Lets discuss ‘Cognitive’

Recent press articles had my mother phone me expressing concern that Artificial Intelligence would take away our jobs! I seem to recall they said the same thing about computers that spawned a global industry now worth over $5 trillion dollars.

Being passionate about technology and procurement, I am awaiting for the technology providers to explain how those frustrating business processes that users struggle to follow will be transformed to relegate the front and back office obsolete.

Disruptive technology often benefits us in ways we had not initially considered. There is one key ingredient I believe AI requires to transform our lives, COGNITIVE.

Cognitive involves human perception; it addresses how we think, learn and remember. Each of us is wired differently: How we interact, the level of intuition we employ to make sense of the world and intellectually reason a fact to form knowledge makes us who we are.

Any fool can know, the point is to understand.

Albert Einstein

Cognitive science connects with the way you think and behave. Our ability to process information, solve problems, interpret speech and visual signals, for example reading someones body language, helps us to form decisions. This will be core to how AI will create value. If we cannot interact or make sense of AI output, despite limitless intelligence and the endless possibly of insights, we will struggle to leverage its full potential. It’s akin to the cleverest human with poor interpersonal skills facing cultural barriers in a world dominated by us ordinary mainstream folks.
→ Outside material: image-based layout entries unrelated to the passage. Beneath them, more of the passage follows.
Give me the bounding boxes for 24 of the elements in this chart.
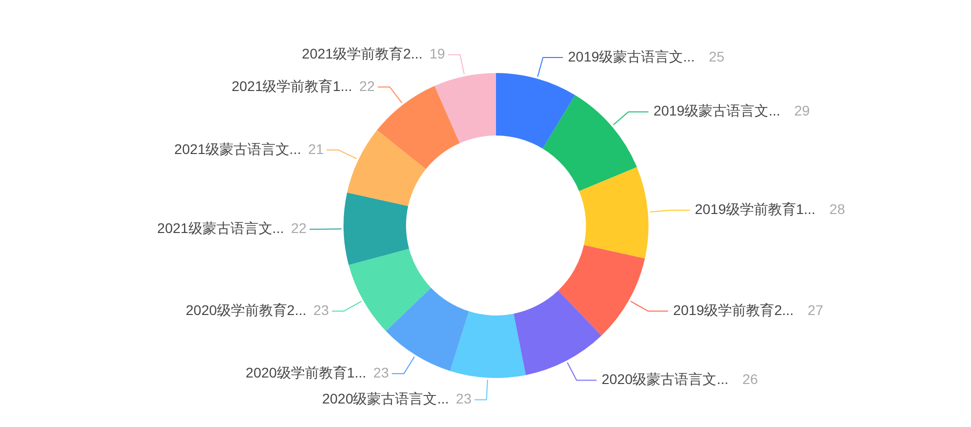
data-label: 19 [430, 46, 446, 62]
data-label: 23 [313, 302, 330, 318]
data-label: 21 [308, 140, 324, 157]
data-label: 27 [808, 302, 824, 318]
data-label: 23 [373, 364, 390, 381]
slice-label: 2021级学前教育1... [232, 78, 352, 94]
data-label: 22 [290, 220, 307, 236]
data-label: 23 [456, 390, 472, 407]
slice-label: 2020级学前教育2... [186, 302, 306, 318]
slice-label: 2021级蒙古语言文... [174, 140, 302, 157]
data-label: 22 [359, 78, 375, 94]
slice-label: 2019级学前教育2... [673, 302, 794, 318]
slice-label: 2021级蒙古语言文... [157, 220, 284, 236]
slice-label: 2020级蒙古语言文... [322, 390, 449, 407]
slice-label: 2019级蒙古语言文... [568, 48, 695, 64]
slice-label: 2019级学前教育1... [694, 201, 816, 218]
data-label: 25 [708, 48, 725, 64]
slice-label: 2021级学前教育2... [302, 46, 423, 62]
slice-label: 2020级学前教育1... [246, 364, 366, 381]
slice-label: 2020级蒙古语言文... [602, 371, 728, 388]
slice-label: 2019级蒙古语言文... [653, 102, 780, 119]
data-label: 26 [742, 371, 758, 388]
data-label: 29 [794, 102, 810, 119]
data-label: 28 [829, 201, 846, 218]
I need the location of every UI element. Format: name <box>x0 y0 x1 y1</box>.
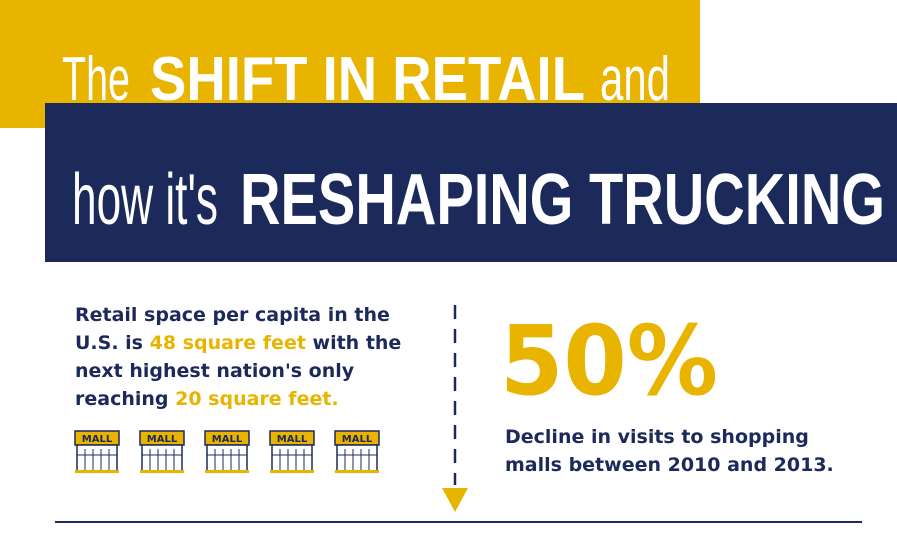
subtitle-emphasis: RESHAPING TRUCKING <box>240 160 885 240</box>
mall-label: MALL <box>277 434 308 445</box>
mall-body <box>336 444 378 472</box>
big-stat: 50% <box>500 305 718 417</box>
mall-body <box>76 444 118 472</box>
mall-label: MALL <box>147 434 178 445</box>
title-trail: and <box>600 45 670 114</box>
mall-base <box>75 470 119 473</box>
mall-base <box>270 470 314 473</box>
subtitle-lead: how it's <box>72 160 218 240</box>
highlight: 48 square feet <box>149 332 306 354</box>
text: with the next highest nation's only reac… <box>75 332 402 410</box>
arrow <box>442 488 468 512</box>
highlight: 20 square feet. <box>175 388 339 410</box>
mall-base <box>140 470 184 473</box>
mall-body <box>141 444 183 472</box>
mall-body <box>271 444 313 472</box>
mall-body <box>206 444 248 472</box>
mall-label: MALL <box>342 434 373 445</box>
mall-base <box>205 470 249 473</box>
left-stat: Retail space per capita in the U.S. is 4… <box>75 301 420 413</box>
mall-label: MALL <box>212 434 243 445</box>
mall-icons: MALL MALL MALL MALL MALL <box>74 430 380 473</box>
text: Retail space per capita in the U.S. is <box>75 304 390 354</box>
mall-base <box>335 470 379 473</box>
stat-caption: Decline in visits to shopping malls betw… <box>505 426 834 476</box>
title-lead: The <box>62 45 130 114</box>
mall-label: MALL <box>82 434 113 445</box>
header-band-bottom <box>45 103 897 262</box>
title-emphasis: SHIFT IN RETAIL <box>150 45 585 114</box>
Cognitive AI enables a machine to infer, reason, and learn in a way that emulates the way humans do things. Cognitive AI does this by processing both structured and unstructured data, and experiencing interactions between humans and between machines. It is worth distinguishing between RPA (Robot Process Automation) which automates repetitive tasks using structured data. RPA has already made significant productivity and efficiency gains for many organizations.

Combine Cognitive AI with RPA and we then have cognitive bots able to reason and make decisions. The challenge is who is teaching the bot the right answer and defining the data structure; its us humans again. Outside the concern of AI bias, more to the point there is often no single right answer in life. After all what is right for you, may not be right for me. Our individual complexity can create frustration for others.

Cognitive bots analyze processes, recognize inefficiencies and create recommendations to increase productivity and quality. Humans remain the ultimate decision makers. Our role transforms to address how we configure and manage cognitive bots. Our individual workload just got more impactful!

It’s by learning new things in life that makes us grow. For me it’s a thumbs up opportunity.